Je sais bien que le bon sens commercial voudrait que les membres de Magma mettent un peu d'eau dans leur vin, seulement voilà, ils ont beau faire, cela ne leur est pas possible car voyez vous le problème est que comme un petit nombre d'artistes ils sont sincères avec les œuvres qu'ils produisent. La création n'est pas pour eux, Christian Vander et les autres compositeurs du Magma 2, François Cahen et Teddy Lasry, une affaire de marketing dans quelques termes que cela implique. II faudra cependant noter une diversion dans ce sens, la pochette qui, au départ, était sur fond gris avec le sigle de Magma en noir se verra retirée de la vente par la maison de disques, qui, dans le cas présent, va faire preuve (ceux qui ont possédé l'édition vinyle numéro deux sauront de quoi je parle)..... d'un goût plus que douteux en remplaçant la couverture initiale par un volcan hideux vomissant son magma, le tout bariolé de couleurs psychédéliques (on pourra méditer sur la profondeur du message lancé). Philips imposera ce changement sans discussion possible.

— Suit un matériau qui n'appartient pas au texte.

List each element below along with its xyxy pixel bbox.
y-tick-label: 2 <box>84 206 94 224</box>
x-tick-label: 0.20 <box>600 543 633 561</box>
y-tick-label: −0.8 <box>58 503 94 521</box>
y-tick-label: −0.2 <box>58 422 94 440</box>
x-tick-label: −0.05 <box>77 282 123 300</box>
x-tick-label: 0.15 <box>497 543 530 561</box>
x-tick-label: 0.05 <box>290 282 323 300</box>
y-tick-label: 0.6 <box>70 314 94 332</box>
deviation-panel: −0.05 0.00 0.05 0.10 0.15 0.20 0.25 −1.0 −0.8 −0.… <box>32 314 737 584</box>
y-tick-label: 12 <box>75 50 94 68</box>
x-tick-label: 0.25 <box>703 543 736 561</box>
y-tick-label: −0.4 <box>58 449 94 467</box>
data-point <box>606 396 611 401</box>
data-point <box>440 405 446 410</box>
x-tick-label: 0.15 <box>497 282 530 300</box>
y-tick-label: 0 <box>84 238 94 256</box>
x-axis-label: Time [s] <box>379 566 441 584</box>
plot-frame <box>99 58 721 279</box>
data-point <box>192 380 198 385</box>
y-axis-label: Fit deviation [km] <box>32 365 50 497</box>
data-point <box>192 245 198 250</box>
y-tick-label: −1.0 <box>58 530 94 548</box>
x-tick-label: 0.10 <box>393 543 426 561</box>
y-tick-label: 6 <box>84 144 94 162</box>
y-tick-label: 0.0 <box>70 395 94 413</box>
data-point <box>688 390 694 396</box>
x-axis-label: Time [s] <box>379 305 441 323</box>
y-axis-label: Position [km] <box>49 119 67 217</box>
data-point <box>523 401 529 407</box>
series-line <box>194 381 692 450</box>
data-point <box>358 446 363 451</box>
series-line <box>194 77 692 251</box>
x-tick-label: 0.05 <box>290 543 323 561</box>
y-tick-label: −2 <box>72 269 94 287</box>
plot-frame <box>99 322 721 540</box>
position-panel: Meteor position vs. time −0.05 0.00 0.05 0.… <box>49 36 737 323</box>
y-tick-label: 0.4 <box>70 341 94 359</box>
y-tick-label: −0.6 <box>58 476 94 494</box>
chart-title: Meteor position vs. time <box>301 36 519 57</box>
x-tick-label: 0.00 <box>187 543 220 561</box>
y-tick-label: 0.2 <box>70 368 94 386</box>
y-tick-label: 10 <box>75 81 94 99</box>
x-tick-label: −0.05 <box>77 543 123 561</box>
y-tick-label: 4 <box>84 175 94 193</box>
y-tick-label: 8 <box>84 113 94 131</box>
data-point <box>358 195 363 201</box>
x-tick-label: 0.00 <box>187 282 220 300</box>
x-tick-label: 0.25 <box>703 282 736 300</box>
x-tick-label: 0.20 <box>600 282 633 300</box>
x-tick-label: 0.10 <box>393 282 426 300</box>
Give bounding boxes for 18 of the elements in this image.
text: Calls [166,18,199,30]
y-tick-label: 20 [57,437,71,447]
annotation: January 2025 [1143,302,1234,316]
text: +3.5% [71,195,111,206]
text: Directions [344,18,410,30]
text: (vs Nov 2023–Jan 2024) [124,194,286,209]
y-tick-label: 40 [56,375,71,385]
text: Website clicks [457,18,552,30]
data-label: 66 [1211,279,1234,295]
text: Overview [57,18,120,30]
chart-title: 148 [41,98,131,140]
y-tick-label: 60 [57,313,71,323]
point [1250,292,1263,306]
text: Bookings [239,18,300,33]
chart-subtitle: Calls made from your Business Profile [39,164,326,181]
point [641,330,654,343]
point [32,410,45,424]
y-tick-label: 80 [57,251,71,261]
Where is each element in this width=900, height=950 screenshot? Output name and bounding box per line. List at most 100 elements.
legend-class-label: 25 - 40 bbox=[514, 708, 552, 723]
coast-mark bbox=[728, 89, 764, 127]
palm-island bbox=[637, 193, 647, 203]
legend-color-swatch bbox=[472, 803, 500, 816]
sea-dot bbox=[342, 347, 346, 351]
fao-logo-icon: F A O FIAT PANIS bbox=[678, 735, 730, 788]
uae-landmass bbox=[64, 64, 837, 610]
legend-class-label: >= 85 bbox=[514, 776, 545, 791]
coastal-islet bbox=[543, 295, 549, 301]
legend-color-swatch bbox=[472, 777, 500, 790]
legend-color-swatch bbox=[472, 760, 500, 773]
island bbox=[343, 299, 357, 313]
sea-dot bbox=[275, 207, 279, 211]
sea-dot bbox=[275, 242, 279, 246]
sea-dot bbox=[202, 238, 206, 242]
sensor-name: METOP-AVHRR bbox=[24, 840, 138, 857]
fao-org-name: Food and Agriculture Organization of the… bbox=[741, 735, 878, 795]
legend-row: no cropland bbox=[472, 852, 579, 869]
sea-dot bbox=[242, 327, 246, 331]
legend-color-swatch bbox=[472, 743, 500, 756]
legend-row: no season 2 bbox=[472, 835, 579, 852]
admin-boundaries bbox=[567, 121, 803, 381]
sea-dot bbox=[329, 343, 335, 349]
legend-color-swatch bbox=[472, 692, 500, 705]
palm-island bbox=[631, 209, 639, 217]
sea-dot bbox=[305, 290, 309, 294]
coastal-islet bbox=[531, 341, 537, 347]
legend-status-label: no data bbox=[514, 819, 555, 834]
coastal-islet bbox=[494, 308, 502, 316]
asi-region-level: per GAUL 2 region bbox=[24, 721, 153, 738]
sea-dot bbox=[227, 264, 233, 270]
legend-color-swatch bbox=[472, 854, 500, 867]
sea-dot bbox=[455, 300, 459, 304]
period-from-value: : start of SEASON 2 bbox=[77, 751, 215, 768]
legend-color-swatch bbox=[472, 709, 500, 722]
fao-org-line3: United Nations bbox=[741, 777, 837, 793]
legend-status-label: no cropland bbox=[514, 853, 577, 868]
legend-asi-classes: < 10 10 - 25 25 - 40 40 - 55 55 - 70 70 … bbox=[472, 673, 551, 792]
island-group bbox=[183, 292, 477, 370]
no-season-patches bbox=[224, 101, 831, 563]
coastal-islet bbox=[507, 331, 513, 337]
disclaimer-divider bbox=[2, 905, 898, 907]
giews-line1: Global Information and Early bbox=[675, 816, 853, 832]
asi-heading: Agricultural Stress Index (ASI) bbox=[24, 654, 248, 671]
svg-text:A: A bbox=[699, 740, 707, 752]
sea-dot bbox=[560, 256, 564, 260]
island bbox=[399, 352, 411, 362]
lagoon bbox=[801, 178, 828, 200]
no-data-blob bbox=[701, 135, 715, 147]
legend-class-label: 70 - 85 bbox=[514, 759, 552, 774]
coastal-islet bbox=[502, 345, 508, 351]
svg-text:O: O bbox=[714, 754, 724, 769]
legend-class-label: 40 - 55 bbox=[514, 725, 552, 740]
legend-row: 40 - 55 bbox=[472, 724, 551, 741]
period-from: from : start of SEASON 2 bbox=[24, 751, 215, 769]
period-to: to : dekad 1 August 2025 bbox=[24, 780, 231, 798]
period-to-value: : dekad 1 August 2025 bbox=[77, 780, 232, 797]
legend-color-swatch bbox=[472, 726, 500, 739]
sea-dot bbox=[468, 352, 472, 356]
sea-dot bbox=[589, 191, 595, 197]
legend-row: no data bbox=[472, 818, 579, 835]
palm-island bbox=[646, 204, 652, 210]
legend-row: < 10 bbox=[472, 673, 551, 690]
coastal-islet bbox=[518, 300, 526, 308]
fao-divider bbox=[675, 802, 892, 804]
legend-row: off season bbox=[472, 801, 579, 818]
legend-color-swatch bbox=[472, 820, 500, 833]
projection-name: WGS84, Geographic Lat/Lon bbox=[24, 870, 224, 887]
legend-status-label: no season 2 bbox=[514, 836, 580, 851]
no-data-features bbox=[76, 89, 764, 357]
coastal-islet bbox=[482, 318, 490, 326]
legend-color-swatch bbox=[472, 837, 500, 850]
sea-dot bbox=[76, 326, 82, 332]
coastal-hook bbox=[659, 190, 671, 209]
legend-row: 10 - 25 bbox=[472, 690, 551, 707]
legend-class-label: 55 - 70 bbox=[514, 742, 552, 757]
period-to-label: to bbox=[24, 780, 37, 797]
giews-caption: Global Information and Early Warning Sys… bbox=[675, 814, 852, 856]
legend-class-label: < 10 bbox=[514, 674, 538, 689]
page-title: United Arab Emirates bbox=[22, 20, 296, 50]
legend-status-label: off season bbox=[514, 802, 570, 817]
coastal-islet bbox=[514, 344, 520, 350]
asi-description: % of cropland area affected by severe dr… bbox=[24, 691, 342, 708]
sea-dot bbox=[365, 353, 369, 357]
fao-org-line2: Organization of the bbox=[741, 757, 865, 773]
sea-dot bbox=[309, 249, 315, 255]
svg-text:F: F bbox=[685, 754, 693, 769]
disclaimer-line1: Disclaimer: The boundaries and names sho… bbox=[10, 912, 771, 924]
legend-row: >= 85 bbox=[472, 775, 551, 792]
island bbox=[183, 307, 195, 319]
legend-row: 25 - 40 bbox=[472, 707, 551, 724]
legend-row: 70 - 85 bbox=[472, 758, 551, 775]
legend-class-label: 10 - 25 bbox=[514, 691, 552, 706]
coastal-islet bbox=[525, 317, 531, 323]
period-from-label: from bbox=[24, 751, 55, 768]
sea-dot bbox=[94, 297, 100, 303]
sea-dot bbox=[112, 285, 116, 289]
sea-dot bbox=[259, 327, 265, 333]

Mais revenons à ce qui compte vraiment, savoir ce qui est gravé sur cette galette, la musique, car là se situe l'essentiel et l'évolution vers un concept musical nouveau est, dans cet enregistrement, plus que manifeste et avance dans ce sens à pas de géant. Avec ce disque s'amorce un virage décisif qui supprimera toutes filiation avec les concepts musicaux en vogue, ce qui ne veut pas dire qu'ils soient rejetés avec mépris mais seulement que nos musiciens pensent que l'on doit explorer de nouveaux horizons plutôt que de répéter à l'infini les mêmes choses. Avec cet album un détail se trouve sur la pochette, et qui vient comme une réponse. II s'agit du premier texte publié en Kobaïen (Itah) mais surtout celui-ci se trouve accompagné de sa traduction en français. La langue que certains avaient pris un peu vite pour une suite d'onomatopées (quand ce n'est pas pire) se retrouve face à une réponse sans équivoque. Avec cela, autre chose est sans équivoque c'est la musique.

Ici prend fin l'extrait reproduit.